Aleksej Babij und Sibyll Saya, 2001. Foto: Archiv des Krasnojarsker Memorial
Das Endergebnis der Arbeit - die Zusammenführung der Zug-Listen mit der Hauptliste der Verbannten - liegt noch in weiter Ferne, aber es ist bereits jetzt möglich, sie zu nutzen. Alexej Babij erzählte, wie einer der Besucher der Website eine deutsche Familie finden wollte, die im selben Dorf wie er lebte. Er erinnerte sich nicht an Namen oder Nachnamen, sondern nur daran, dass es in der Familie keinen Vater gab, sondern nur zwei Söhne. Wir haben diese Familie sofort in der Liste gefunden.
Das Hauptproblem der Materialien über Deutsche in den Bezirkszeitungen besteht darin, dass die Nachnamen der Frauen von ihren Ehemännern angegeben werden. Es ist also nicht möglich, den Mädchennamen und damit den Nachnamen, unter dem sie deportiert wurde, zu ermitteln. Mit den Zug-Listen ist dieses Problem jedoch gelöst - anhand des Vatersnamens und anderer Details ist es möglich, den Mädchennamen zu ermitteln und die Frau an der richtigen Stelle in der Hauptliste der deportierten Personen einzutragen.

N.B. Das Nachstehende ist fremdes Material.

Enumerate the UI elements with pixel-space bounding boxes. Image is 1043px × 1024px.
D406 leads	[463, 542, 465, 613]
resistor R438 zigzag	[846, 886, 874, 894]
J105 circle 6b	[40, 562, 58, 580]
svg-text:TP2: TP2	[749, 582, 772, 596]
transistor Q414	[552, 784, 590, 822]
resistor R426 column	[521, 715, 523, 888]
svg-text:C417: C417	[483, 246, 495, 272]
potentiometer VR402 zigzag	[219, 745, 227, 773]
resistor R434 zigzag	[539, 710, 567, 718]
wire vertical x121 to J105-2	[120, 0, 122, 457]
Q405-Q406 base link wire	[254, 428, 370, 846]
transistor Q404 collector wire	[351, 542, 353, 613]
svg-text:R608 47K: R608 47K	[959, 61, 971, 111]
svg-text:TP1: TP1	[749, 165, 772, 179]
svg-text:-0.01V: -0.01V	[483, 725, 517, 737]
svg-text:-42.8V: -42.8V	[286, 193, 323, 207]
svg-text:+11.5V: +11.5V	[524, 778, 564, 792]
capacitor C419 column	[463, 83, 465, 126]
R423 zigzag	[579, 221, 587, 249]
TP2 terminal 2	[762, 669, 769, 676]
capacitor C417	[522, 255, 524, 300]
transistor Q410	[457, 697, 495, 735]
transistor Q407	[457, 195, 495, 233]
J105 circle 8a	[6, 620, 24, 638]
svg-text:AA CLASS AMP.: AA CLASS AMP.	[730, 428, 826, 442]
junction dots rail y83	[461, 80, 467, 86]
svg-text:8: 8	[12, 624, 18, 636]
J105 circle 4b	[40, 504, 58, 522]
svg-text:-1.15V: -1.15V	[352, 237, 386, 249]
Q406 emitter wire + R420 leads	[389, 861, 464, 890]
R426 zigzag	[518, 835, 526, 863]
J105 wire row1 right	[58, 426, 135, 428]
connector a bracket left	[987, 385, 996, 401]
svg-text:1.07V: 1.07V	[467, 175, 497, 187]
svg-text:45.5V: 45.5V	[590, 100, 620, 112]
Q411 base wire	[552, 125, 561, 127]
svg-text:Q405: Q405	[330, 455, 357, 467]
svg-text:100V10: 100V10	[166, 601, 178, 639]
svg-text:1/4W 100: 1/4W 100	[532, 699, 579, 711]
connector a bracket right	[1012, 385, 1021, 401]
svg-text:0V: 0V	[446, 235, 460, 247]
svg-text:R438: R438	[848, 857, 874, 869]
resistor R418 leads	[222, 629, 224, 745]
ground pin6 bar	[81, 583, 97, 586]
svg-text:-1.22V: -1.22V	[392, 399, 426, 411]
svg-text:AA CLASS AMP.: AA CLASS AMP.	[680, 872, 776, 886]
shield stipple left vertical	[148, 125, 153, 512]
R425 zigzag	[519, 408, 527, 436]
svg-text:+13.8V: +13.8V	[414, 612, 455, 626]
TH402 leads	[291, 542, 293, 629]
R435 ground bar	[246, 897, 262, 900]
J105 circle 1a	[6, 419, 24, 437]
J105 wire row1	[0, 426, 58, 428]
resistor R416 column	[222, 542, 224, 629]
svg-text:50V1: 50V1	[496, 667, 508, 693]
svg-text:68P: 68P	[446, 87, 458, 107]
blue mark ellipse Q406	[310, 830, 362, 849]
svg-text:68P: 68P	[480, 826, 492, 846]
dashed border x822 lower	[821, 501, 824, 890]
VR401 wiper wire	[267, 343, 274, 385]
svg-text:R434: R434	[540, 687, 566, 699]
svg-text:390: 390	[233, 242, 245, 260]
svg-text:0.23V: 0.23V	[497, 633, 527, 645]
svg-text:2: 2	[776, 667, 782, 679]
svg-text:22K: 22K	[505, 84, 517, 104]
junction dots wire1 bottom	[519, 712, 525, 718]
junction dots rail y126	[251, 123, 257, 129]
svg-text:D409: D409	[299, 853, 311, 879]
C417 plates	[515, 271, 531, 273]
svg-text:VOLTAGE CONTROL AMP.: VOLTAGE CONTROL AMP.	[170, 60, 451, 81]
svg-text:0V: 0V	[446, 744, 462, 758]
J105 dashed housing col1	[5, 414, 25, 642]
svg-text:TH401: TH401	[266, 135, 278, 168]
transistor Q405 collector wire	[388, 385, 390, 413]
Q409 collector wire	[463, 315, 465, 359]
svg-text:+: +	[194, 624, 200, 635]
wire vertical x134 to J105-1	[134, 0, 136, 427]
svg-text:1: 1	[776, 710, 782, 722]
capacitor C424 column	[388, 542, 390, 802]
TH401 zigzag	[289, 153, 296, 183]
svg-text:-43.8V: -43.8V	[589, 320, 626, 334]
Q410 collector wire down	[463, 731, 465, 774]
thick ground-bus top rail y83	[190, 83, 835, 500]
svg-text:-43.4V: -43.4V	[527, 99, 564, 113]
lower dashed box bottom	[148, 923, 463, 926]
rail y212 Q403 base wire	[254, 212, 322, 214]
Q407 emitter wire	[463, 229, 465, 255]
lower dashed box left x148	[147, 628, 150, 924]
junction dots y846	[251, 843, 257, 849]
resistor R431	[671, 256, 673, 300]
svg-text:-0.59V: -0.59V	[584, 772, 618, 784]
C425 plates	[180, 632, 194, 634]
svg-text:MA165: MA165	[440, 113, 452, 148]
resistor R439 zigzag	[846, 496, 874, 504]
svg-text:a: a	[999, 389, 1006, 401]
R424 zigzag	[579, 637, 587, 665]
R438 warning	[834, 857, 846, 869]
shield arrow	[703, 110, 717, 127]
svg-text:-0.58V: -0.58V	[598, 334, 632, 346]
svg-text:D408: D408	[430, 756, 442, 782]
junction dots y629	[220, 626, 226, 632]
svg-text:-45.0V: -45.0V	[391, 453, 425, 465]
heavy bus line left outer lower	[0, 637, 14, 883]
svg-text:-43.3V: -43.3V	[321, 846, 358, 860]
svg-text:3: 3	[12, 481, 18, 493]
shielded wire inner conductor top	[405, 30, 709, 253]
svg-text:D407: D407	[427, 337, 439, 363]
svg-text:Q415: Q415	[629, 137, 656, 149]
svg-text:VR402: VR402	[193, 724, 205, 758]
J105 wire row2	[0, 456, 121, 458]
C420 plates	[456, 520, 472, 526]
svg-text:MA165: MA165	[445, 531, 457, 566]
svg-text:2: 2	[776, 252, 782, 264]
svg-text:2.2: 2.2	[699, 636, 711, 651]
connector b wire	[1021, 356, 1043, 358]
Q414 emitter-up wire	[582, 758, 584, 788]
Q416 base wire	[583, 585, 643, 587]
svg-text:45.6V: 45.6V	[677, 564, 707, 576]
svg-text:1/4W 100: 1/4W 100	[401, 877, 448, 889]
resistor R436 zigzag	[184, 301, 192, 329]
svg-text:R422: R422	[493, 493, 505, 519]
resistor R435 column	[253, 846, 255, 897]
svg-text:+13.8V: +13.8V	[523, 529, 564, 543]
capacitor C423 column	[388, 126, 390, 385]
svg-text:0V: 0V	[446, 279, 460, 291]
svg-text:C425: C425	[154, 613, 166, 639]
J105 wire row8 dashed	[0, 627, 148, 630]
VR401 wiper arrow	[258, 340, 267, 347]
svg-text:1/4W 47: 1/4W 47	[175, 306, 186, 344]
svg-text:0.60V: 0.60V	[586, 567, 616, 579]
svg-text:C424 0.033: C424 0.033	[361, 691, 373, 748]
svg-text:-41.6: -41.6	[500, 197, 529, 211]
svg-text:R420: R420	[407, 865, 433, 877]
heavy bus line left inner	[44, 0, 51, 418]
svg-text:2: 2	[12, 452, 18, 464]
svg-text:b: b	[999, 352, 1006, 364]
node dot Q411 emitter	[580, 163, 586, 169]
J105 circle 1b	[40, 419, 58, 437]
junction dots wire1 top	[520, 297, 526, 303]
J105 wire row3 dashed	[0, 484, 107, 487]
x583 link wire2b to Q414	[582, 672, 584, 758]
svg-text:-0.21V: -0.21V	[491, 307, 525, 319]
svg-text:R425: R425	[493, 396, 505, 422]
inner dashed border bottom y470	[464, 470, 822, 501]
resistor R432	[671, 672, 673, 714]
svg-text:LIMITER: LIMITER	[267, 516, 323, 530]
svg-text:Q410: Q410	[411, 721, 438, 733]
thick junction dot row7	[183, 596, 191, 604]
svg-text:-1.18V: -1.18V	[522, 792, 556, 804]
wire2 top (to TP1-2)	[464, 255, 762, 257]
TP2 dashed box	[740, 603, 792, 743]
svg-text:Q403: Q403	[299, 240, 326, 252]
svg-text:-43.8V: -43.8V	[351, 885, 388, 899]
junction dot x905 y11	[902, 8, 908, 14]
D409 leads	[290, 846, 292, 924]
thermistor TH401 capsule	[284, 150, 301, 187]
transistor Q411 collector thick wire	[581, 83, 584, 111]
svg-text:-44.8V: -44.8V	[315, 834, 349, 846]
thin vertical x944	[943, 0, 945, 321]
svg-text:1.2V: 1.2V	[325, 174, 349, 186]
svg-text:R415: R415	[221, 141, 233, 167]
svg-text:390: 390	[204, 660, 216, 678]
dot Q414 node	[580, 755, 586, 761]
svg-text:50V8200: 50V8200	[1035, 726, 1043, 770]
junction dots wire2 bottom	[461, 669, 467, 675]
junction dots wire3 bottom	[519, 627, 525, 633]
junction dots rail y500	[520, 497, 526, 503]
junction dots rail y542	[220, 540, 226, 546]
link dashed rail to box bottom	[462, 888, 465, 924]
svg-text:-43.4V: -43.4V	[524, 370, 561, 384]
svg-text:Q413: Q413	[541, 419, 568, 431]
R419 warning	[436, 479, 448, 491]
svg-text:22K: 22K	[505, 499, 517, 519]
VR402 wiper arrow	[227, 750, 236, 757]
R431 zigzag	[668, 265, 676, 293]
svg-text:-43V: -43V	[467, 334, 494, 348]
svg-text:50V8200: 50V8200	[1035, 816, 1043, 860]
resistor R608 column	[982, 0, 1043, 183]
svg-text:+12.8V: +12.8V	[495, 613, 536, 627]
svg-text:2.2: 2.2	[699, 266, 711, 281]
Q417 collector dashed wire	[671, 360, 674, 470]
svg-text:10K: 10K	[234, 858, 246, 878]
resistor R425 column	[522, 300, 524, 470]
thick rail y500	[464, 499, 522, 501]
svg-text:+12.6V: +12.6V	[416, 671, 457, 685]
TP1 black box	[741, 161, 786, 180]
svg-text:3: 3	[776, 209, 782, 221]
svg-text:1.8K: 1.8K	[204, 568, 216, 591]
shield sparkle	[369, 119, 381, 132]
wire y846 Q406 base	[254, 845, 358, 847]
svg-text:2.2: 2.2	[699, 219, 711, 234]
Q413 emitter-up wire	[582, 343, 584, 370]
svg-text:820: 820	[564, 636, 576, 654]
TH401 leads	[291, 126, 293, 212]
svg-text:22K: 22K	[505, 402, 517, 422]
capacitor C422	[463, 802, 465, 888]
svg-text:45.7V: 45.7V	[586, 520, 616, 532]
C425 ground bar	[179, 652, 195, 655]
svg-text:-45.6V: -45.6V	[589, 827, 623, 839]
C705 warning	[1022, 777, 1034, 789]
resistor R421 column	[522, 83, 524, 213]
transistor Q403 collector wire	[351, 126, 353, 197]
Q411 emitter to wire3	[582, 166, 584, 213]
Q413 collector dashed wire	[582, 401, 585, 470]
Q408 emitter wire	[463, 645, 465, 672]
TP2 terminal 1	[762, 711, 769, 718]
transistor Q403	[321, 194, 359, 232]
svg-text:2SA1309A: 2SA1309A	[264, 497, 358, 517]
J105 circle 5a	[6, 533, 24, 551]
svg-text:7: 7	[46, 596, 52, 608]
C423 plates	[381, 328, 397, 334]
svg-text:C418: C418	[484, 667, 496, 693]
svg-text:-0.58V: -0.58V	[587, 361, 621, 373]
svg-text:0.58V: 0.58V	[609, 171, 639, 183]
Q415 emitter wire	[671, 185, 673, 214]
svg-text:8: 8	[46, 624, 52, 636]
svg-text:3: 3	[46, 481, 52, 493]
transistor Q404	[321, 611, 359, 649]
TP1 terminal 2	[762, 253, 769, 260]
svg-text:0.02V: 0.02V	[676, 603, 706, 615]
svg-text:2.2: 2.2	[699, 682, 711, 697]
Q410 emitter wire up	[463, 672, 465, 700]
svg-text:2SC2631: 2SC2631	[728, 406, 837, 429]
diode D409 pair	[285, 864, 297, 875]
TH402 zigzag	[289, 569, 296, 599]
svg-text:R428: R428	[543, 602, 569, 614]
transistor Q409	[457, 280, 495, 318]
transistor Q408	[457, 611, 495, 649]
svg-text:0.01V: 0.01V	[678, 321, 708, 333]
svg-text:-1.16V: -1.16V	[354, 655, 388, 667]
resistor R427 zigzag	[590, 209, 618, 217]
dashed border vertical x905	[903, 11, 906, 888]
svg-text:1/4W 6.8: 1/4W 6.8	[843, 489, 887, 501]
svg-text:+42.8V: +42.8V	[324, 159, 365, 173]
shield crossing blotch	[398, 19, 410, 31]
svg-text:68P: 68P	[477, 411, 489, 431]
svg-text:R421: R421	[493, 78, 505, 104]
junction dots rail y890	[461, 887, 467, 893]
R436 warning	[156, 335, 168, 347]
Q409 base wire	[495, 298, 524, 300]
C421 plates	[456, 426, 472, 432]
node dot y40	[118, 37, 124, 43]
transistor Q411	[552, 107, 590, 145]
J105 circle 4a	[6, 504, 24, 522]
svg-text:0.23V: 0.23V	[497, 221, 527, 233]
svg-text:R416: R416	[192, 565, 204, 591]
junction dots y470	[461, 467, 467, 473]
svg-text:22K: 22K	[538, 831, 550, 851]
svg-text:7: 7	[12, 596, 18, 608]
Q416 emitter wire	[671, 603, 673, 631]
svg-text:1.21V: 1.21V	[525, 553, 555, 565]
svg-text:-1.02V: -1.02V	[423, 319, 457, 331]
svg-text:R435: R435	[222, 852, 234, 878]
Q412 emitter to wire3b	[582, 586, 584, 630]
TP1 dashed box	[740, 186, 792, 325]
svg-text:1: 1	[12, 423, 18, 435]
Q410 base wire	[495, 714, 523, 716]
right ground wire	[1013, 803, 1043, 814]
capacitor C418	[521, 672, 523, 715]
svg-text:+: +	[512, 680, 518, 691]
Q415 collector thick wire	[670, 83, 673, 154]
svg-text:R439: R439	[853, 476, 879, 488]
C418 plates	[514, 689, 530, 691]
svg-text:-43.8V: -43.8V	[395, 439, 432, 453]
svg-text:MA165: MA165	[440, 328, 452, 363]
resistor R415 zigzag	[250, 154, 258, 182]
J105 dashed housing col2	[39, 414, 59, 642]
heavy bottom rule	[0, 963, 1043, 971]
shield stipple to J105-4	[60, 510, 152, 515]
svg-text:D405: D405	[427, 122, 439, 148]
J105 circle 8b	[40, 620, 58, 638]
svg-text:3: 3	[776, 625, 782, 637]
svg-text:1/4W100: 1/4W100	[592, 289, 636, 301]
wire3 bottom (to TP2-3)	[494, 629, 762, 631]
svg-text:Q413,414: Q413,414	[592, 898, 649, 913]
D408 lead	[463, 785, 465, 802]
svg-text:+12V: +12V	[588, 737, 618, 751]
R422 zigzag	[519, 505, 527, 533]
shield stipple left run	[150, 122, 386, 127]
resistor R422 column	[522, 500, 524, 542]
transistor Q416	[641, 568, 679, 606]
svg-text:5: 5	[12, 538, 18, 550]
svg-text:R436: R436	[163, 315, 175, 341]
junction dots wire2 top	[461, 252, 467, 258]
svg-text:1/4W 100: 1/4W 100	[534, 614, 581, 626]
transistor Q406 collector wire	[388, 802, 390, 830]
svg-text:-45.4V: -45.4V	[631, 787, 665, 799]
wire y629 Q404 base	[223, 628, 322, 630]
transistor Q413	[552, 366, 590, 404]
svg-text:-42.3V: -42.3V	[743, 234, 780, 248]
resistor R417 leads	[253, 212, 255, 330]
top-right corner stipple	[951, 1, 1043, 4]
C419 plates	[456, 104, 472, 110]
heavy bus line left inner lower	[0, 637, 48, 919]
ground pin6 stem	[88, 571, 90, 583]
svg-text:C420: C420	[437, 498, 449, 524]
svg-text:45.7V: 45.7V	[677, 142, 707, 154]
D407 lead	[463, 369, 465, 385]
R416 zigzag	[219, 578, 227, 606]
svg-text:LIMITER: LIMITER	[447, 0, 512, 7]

Obwohl der Strom der Wolgadeutschen der größte war, ist das Thema der Deportation von Deutschen in die Region Krasnojarsk damit nicht abgeschlossen. Es gab auch einen Strom von „Leningrader“ Deutschen (und Finnen) im Jahr 1942 und einen Strom von „Süddeutschen“ in den Jahren 1944-1945. Echelon-Listen der Leningrader Deutschen sind im GAKK zumindest bruchstückhaft vorhanden, „südliche“ - nur in den Archiven der Hauptabteilung für innere Angelegenheiten, die für Forscher geschlossen sind. „Aber wir haben noch ein paar Jahre zu tun, also machen wir uns keine Sorgen“, sagt Alexej Babij.